With her trident dangling in her hand, she waited for the magelords to arrive, prowling the decks and trying to look past the ship's annoying toys and fripperies and determine how her captain ought to handle her in a fight. How nimbly could the ship maneuver, and how many archers could stand and shoot from the forecastle?

Meanwhile, Aoth Fezim, who'd carried her to the ship on the back of his griffon, descended to the galley, procured two hams, and watched with his luminous blue eyes as his steed snapped them down. Sailors watched, too, curious but keeping their distance as if they feared the beast might eat them next. Cold drizzle spattered down from a charcoal-colored sky, and the sea was choppy. The wind moaned out of the west.

The archwizards all appeared within a few heartbeats of one another. Samas crept on deck looking pale, shaky, and unshaven, as if he'd had a difficult night and had only just risen from his berth. Lauzoril and Lallara simply popped out of nowhere, and Nevron arrived riding a creature resembling a gigantic two-headed canary. When he dismounted, the thing turned into yellow vapor, which flowed into a brass ring on his left hand like steam retreating back into a kettle.

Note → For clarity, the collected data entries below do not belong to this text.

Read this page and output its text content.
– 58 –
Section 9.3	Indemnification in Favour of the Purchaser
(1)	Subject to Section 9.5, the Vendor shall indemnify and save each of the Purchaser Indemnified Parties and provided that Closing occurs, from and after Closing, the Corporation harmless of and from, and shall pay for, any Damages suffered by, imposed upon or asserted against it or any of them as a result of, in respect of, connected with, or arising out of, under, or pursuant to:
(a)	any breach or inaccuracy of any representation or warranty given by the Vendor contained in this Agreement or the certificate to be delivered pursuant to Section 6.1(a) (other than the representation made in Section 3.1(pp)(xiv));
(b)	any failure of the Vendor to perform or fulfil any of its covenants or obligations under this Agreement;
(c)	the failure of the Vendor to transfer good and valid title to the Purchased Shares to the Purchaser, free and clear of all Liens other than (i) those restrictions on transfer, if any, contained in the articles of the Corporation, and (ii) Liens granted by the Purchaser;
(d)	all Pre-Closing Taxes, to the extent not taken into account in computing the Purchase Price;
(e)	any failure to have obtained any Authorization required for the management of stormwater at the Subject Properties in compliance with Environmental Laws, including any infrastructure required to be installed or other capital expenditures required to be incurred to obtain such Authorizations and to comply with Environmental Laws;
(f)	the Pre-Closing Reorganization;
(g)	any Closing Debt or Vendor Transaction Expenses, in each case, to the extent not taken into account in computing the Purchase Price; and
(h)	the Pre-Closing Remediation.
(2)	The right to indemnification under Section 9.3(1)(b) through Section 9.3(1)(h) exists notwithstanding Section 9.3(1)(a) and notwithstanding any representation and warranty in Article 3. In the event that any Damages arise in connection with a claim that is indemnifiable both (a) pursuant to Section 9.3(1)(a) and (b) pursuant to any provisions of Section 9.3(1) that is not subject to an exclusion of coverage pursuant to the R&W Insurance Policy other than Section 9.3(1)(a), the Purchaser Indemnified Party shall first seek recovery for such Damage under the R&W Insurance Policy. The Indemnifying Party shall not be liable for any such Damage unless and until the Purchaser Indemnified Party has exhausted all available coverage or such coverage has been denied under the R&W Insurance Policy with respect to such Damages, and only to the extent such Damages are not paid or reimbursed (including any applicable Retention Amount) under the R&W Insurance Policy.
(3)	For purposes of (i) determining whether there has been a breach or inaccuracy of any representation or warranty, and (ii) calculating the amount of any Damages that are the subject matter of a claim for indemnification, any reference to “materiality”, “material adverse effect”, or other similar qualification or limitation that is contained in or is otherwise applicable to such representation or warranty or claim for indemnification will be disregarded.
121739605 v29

Aoth approached the zulkirs, came to attention, and saluted. Thessaloni climbed down from the bow and did the same. "Masters," she said.

Lallara looked Samas up and down, smirked, and said, "Aren't you treating us to another lavish breakfast this morning? More pork loin with green pepper sauce, perhaps? I do hope that enormous belly isn't queasy."

The transmuter scowled at her. "I hope you know how much I despise you."

"I do. It lifts my spirits whenever I think of it."

"We didn't come here for bickering and japes." Lauzoril turned to Thessaloni. "What's our situation?"

"I'll let Captain Fezim tell you," Thessaloni replied. "He and his men are the ones who've been aloft this morning, scouting."